A Rag picker’s Tale:

Five years ago, I had moved to Mumbai and was working in a media house. I used to stay in locality with lots of parks and greenery. The huge park right in front of our apartment was reason enough for me to go for morning jogs every day. After the first few days of setting my pace, I slowly started to notice the people around. But the only person who caught my attention was a rag picker.
He would wake up at the time I usually started my first lap. Every morning I would find him sitting on the same bench, after probably spending the whole night out in the open without even a cover. He could have been anywhere between 24 to 40 years of age, his unkempt look and dirty attire did not reveal anything. I would often wonder about his life. Where did he come from, how did he land up there every night? What exactly did he do after getting up? Did he go wash up and have chai or just go straight to work at the garbage dumps?
There was something about the way he sat after waking up, the way he would look thoughtfully yet distantly at the morning sky behind the tall buildings all around. In his eyes, I found so many questions from life and that restlessness which I knew so well. Sometimes I could sense a quiet acceptance. And every day before I could finish my third round, he would be gone. After a few weeks I noticed that he had stopped sleeping on that bench by the park and I could not find him anywhere. A few days after that even I stopped going for my morning jogs.
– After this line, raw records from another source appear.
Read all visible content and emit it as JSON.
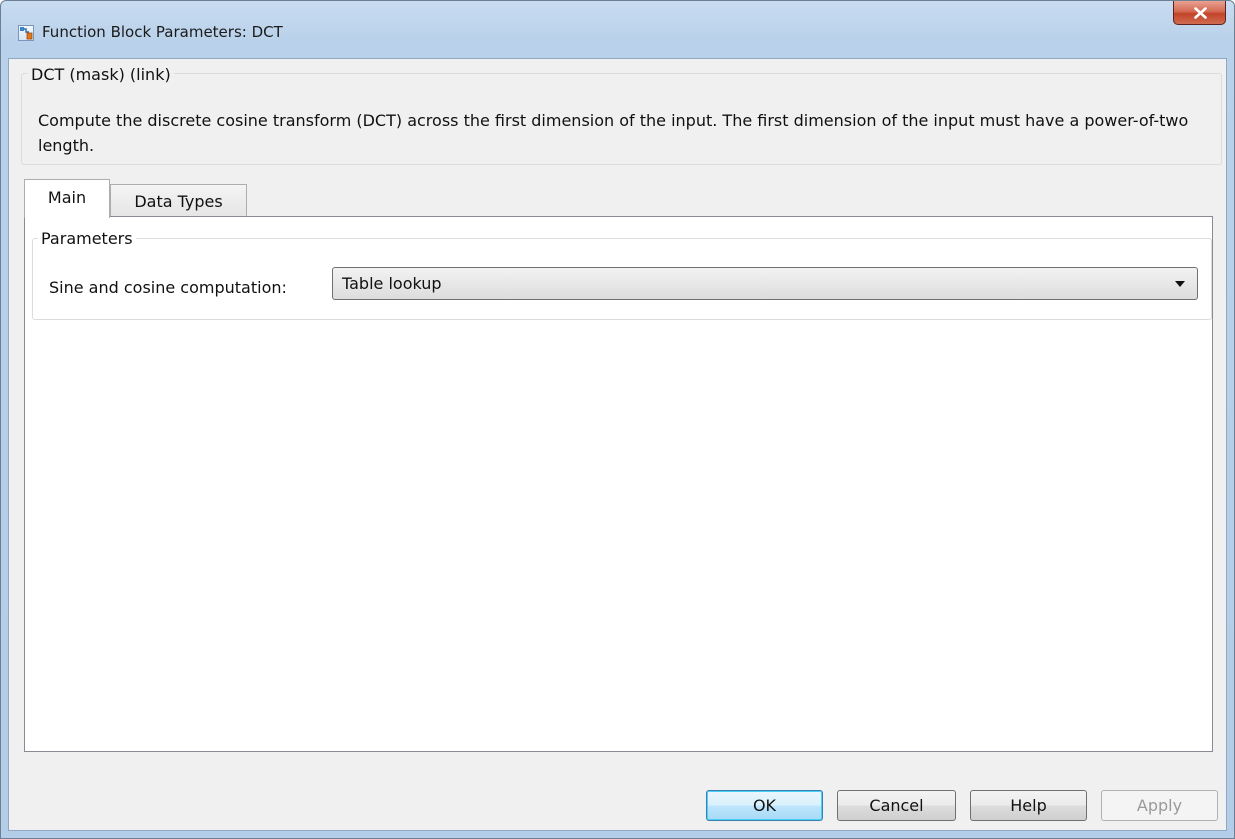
{
  "window": {
    "title": "Function Block Parameters: DCT"
  },
  "description": {
    "group_title": "DCT (mask) (link)",
    "text": "Compute the discrete cosine transform (DCT) across the first dimension of the input. The first dimension of the input must have a power-of-two length."
  },
  "tabs": [
    {
      "label": "Main",
      "active": true
    },
    {
      "label": "Data Types",
      "active": false
    }
  ],
  "parameters": {
    "group_title": "Parameters",
    "sine_cosine": {
      "label": "Sine and cosine computation:",
      "value": "Table lookup"
    }
  },
  "buttons": {
    "ok": "OK",
    "cancel": "Cancel",
    "help": "Help",
    "apply": "Apply"
  },
  "icons": {
    "window_icon": "simulink-block-icon",
    "close": "close-icon",
    "dropdown": "chevron-down-icon"
  },
  "colors": {
    "titlebar": "#b9d1ea",
    "client_bg": "#f0f0f0",
    "close_button": "#c2442a",
    "default_button_border": "#3c7fb1"
  }
}
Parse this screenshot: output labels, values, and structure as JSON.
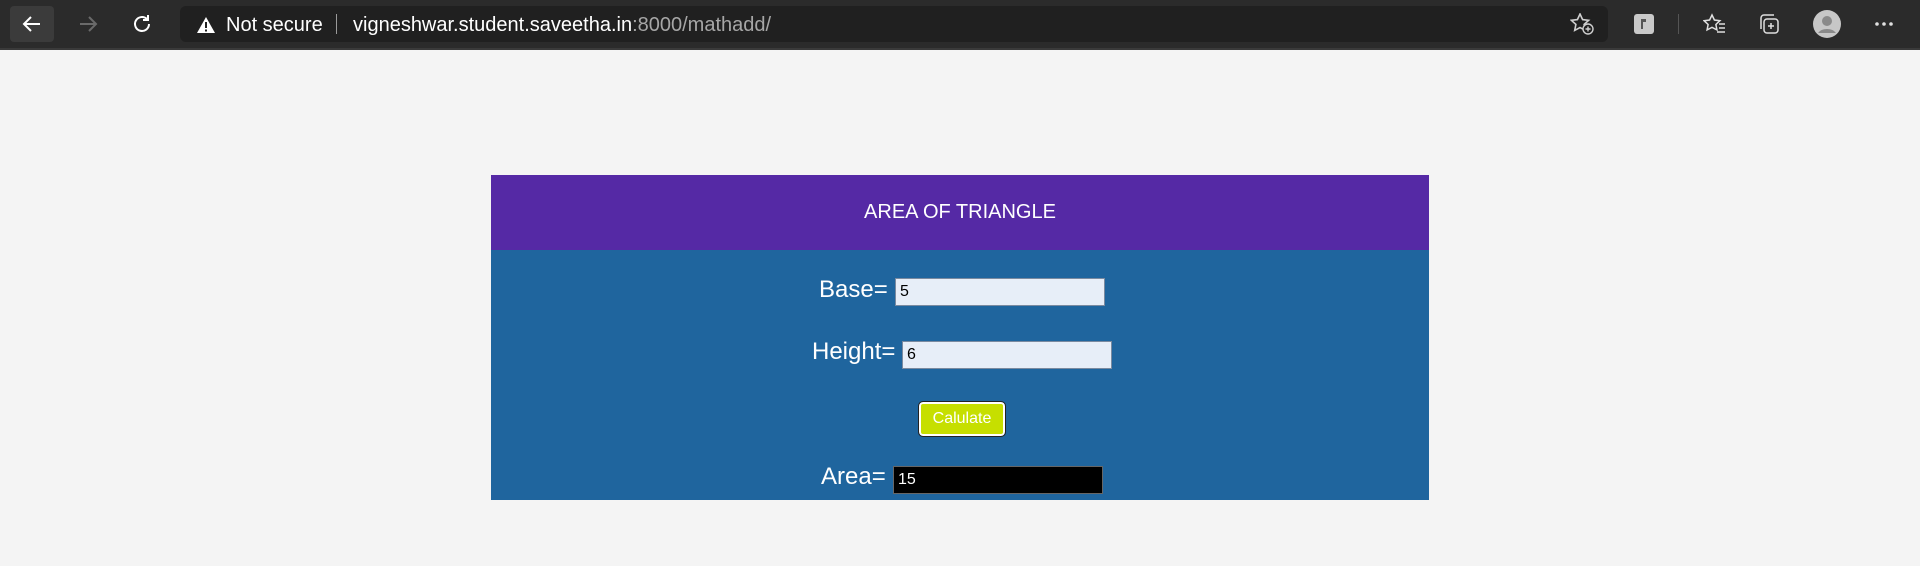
{
  "browser": {
    "security_label": "Not secure",
    "url_host": "vigneshwar.student.saveetha.in",
    "url_rest": ":8000/mathadd/"
  },
  "page": {
    "header_title": "AREA OF TRIANGLE",
    "base_label": "Base=",
    "base_value": "5",
    "height_label": "Height=",
    "height_value": "6",
    "calculate_label": "Calulate",
    "area_label": "Area=",
    "area_value": "15"
  },
  "colors": {
    "header_bg": "#5529a5",
    "card_bg": "#1f659e",
    "button_bg": "#c6df00",
    "area_field_bg": "#000000"
  }
}
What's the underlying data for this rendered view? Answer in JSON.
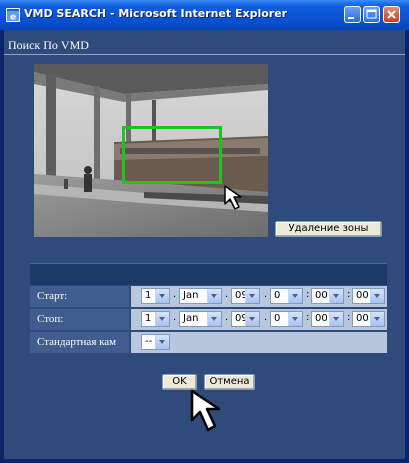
{
  "window": {
    "title": "VMD SEARCH - Microsoft Internet Explorer",
    "icon": "ie-icon",
    "controls": [
      "minimize",
      "maximize",
      "close"
    ]
  },
  "page": {
    "heading": "Поиск По VMD"
  },
  "camera": {
    "zone_color": "#22c022"
  },
  "buttons": {
    "delete_zone": "Удаление зоны",
    "ok": "OK",
    "cancel": "Отмена"
  },
  "form": {
    "start": {
      "label": "Старт:",
      "day": "1",
      "month": "Jan",
      "year": "09",
      "hour": "0",
      "minute": "00",
      "second": "00"
    },
    "stop": {
      "label": "Стоп:",
      "day": "1",
      "month": "Jan",
      "year": "09",
      "hour": "0",
      "minute": "00",
      "second": "00"
    },
    "camera": {
      "label": "Стандартная кам",
      "value": "--"
    },
    "separators": {
      "date": ".",
      "time": ":"
    }
  },
  "colors": {
    "titlebar": "#0a50d0",
    "client_bg": "#2e4b7c",
    "label_bg": "#3f5d8e",
    "field_bg": "#b8c7de"
  }
}
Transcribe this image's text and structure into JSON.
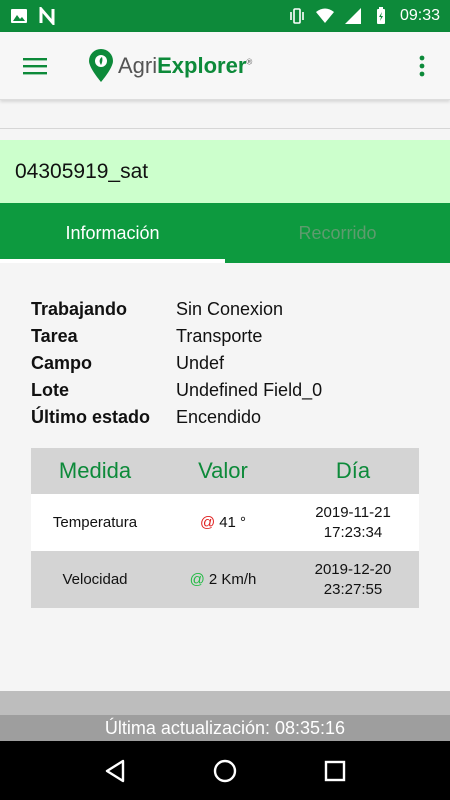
{
  "status_bar": {
    "time": "09:33"
  },
  "app": {
    "logo_prefix": "Agri",
    "logo_bold": "Explorer",
    "logo_tm": "®"
  },
  "device": {
    "name": "04305919_sat"
  },
  "tabs": [
    {
      "label": "Información",
      "active": true
    },
    {
      "label": "Recorrido",
      "active": false
    }
  ],
  "info": [
    {
      "key": "Trabajando",
      "value": "Sin Conexion"
    },
    {
      "key": "Tarea",
      "value": "Transporte"
    },
    {
      "key": "Campo",
      "value": "Undef"
    },
    {
      "key": "Lote",
      "value": "Undefined Field_0"
    },
    {
      "key": "Último estado",
      "value": "Encendido"
    }
  ],
  "table": {
    "headers": [
      "Medida",
      "Valor",
      "Día"
    ],
    "rows": [
      {
        "medida": "Temperatura",
        "at": "@",
        "at_color": "#e02020",
        "valor": "41 °",
        "dia_date": "2019-11-21",
        "dia_time": "17:23:34"
      },
      {
        "medida": "Velocidad",
        "at": "@",
        "at_color": "#22bb44",
        "valor": "2 Km/h",
        "dia_date": "2019-12-20",
        "dia_time": "23:27:55"
      }
    ]
  },
  "footer": {
    "last_update": "Última actualización: 08:35:16"
  },
  "colors": {
    "primary": "#0d8a3a",
    "tab_bg": "#0d9a3f",
    "header_bg": "#ccffcc"
  },
  "icons": [
    "image-icon",
    "n-icon",
    "vibrate-icon",
    "wifi-icon",
    "signal-icon",
    "battery-icon",
    "menu-icon",
    "map-pin-logo-icon",
    "more-vert-icon",
    "back-icon",
    "home-icon",
    "recents-icon"
  ]
}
In those days, I had fixed views about rag pickers who went foraging in the dirtiest of the places, people I would be embarrassed of as a citizen of the country. Lowest and most unhygienic in the economic and social ladder, these waste pickers are actually doing us tremendous service – by not letting the cities get overtaken by plastics and other things we keep throwing everywhere without any care.
In India, almost 75% of the stuff that we use, from newspaper, bottles, cellphones, tv etc gets recycled…which is amongst the highest in the world. And this is mostly done by these waste pickers, which in fact is a big step in mitigating climate change. Apart from this, they save crores of Rupees of the city’s municipal corporations by collecting and segregating these recyclable wastes.  

My restlessness and questions about life eventually led me to my current work. For that rag picker, it probably will never go beyond the city’s garbage limits.